Dengan sebuah jentikan jari dari sang tokoh masyarakat
itu, beberapa lelaki maju. Salah seorang darinya menjambak rambut Pudin, dan
beberapa lagi menggotong tubuh Pudin yang lemas dengan kondisi tangan terikat
ke belakang dan kaki yang dikebat kuat. Pudin baru sadar jika mereka tengah
berada di atas sebuah kapal mewah di tengah samudra, entah samudra mana, yang
pasti, nyawanya dalam bahaya. Tanpa menunggu lebih lama, para lelaki tersebut
melemparkan tubuh Pudin ke laut.
Bunyi empasan badan Pudin cukup keras dan memercikkan air
yang cukup tinggi, hampir menyerupai kisah Archimedes—tentu tanpa teriakan
Eureka dan mahkota raja.
Pudin meronta dan tersentak bangun dengan napas
megap-megap seperti ikan membutuhkan air. Seluruh tubuh dan ranjangnya basah.

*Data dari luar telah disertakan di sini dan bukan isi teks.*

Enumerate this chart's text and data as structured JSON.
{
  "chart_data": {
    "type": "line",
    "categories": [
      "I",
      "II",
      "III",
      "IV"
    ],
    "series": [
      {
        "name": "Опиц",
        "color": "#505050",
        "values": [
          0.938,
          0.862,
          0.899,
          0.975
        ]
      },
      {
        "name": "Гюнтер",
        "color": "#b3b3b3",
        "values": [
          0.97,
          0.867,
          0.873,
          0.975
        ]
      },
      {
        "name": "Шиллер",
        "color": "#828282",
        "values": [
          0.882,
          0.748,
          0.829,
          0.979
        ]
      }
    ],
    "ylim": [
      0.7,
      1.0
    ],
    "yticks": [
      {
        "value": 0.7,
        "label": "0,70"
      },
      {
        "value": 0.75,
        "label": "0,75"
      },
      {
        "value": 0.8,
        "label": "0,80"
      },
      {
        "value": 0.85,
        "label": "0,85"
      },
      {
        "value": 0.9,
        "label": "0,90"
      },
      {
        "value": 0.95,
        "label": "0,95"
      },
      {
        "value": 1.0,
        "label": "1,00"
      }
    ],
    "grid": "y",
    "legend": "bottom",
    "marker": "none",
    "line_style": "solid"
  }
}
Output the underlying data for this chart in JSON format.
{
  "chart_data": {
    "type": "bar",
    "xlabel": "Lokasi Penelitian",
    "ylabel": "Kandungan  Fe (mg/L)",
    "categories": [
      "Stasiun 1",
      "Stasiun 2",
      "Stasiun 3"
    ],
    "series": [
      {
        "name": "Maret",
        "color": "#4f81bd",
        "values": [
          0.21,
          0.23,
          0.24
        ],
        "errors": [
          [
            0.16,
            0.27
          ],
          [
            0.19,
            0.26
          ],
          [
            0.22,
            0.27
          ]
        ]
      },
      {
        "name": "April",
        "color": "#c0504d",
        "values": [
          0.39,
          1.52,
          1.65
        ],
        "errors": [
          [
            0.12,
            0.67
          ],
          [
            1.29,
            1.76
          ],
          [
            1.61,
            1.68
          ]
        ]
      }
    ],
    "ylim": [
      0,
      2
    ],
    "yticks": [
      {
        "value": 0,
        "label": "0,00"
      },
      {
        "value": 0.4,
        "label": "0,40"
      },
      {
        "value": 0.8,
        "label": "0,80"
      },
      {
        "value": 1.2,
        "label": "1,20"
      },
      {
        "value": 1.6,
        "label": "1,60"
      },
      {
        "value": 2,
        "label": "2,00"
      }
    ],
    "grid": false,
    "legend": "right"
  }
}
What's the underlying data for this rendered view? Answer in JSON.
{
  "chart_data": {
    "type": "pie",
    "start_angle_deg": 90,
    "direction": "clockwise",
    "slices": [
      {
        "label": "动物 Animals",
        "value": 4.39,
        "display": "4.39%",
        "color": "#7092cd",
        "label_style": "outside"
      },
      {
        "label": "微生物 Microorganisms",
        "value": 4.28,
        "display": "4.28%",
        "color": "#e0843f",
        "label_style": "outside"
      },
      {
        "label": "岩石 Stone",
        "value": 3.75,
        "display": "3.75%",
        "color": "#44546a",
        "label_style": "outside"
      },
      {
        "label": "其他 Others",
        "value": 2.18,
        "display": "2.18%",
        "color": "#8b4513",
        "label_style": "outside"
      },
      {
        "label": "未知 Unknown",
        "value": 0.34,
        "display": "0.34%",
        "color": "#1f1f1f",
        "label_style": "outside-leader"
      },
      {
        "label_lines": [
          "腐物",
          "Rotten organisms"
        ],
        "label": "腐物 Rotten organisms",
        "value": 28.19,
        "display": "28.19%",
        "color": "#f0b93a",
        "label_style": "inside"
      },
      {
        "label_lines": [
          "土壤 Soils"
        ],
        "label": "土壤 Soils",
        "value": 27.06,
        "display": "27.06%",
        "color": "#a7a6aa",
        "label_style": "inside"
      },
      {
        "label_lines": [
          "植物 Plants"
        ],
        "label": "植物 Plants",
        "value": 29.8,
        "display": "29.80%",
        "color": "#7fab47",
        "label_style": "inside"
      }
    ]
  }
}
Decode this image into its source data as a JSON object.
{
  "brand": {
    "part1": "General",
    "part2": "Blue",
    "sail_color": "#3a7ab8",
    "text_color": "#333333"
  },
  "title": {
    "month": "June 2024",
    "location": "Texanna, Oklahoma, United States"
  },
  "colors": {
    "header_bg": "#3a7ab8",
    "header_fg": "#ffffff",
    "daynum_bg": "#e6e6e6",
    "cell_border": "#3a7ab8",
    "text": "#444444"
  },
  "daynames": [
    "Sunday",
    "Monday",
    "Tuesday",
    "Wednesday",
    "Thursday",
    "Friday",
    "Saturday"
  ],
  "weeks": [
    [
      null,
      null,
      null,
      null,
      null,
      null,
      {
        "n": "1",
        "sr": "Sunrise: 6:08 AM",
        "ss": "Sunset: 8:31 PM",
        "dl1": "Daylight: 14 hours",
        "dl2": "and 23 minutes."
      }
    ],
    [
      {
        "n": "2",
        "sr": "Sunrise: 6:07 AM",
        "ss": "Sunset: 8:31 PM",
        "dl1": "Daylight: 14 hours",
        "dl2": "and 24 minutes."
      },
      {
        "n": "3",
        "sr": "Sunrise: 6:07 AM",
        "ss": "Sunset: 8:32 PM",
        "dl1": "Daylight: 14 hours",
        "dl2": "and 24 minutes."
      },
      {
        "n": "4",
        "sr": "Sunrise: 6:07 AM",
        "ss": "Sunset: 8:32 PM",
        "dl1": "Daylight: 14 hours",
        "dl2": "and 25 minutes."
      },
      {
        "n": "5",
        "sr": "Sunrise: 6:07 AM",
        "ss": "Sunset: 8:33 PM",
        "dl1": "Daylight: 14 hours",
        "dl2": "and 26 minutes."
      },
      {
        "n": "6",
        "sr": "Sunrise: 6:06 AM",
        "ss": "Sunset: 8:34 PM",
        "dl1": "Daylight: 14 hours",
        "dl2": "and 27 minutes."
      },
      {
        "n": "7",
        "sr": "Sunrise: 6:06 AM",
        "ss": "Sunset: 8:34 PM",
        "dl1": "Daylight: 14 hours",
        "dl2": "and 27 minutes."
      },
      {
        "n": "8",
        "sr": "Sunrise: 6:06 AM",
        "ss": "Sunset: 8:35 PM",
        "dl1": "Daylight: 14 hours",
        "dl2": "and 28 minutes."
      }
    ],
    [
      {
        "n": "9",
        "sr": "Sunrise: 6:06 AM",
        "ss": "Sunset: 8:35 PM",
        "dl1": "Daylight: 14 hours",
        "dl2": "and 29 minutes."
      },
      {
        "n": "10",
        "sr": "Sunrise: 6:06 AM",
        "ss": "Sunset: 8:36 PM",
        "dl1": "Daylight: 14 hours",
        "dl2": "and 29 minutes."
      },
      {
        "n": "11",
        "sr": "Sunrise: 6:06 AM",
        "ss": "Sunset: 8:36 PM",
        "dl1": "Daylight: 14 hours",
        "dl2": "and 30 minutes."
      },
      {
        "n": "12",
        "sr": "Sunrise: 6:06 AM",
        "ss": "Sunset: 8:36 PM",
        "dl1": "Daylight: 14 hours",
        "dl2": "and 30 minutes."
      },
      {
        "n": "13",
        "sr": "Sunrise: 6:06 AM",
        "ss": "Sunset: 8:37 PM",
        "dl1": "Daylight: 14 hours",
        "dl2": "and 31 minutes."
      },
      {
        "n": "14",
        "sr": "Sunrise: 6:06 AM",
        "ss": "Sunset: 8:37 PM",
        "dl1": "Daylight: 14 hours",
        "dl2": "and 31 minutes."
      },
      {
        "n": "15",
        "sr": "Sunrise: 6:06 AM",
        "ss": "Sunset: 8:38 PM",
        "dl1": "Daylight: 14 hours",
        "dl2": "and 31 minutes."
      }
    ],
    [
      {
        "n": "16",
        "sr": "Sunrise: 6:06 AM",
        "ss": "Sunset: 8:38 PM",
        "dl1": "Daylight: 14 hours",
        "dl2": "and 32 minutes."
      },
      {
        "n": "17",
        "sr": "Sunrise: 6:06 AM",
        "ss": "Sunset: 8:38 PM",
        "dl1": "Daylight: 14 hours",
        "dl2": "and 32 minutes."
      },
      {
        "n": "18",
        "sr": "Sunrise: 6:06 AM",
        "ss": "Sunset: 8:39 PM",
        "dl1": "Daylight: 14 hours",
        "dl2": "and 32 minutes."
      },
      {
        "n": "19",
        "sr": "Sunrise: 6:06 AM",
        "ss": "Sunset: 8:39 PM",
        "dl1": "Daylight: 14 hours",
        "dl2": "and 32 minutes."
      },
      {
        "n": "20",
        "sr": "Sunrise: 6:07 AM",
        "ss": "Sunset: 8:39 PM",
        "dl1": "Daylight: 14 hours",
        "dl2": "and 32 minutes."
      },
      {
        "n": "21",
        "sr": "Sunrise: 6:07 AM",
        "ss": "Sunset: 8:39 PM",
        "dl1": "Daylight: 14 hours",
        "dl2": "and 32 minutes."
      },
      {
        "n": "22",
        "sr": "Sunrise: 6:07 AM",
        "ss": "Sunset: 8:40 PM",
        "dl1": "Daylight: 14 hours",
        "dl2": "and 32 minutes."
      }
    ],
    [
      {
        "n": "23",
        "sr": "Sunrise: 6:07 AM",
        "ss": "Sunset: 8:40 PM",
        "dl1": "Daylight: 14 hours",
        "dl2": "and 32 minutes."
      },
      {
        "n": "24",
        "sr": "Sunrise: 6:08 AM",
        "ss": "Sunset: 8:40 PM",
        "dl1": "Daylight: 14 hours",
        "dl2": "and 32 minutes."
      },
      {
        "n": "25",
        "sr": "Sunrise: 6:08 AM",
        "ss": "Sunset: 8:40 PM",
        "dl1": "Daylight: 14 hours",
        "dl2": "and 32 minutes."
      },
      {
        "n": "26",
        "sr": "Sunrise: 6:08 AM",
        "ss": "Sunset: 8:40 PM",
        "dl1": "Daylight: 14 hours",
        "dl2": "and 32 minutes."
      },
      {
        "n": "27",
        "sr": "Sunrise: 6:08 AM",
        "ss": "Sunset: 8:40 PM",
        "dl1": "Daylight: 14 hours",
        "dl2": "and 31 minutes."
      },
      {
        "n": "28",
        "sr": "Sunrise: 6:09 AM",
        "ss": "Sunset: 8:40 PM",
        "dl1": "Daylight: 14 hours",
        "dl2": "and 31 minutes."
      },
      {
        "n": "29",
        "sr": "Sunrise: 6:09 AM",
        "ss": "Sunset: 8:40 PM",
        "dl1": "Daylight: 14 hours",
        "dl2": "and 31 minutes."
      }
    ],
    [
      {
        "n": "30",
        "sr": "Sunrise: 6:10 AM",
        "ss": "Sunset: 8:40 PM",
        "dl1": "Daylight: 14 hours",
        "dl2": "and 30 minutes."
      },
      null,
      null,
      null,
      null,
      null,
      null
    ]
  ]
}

Di sudut dipan, ibunya berdiri berkacak pinggang, di kakinya terlihat ember
merah tertelungkup dengan tumpahan air di sekitarnya.
“Bangun juga kau, Pemalas! Ngakunya agen
perubahan, aktivis dan segala macam hantu belau yang terdengar hebat, namun mengatur
diri sendiri saja tidak bisa. Sekarang, selesaikan urusan skripsimu. Jika tidak
tamat tahun ini, silakan angkat kaki dari rumah ini.”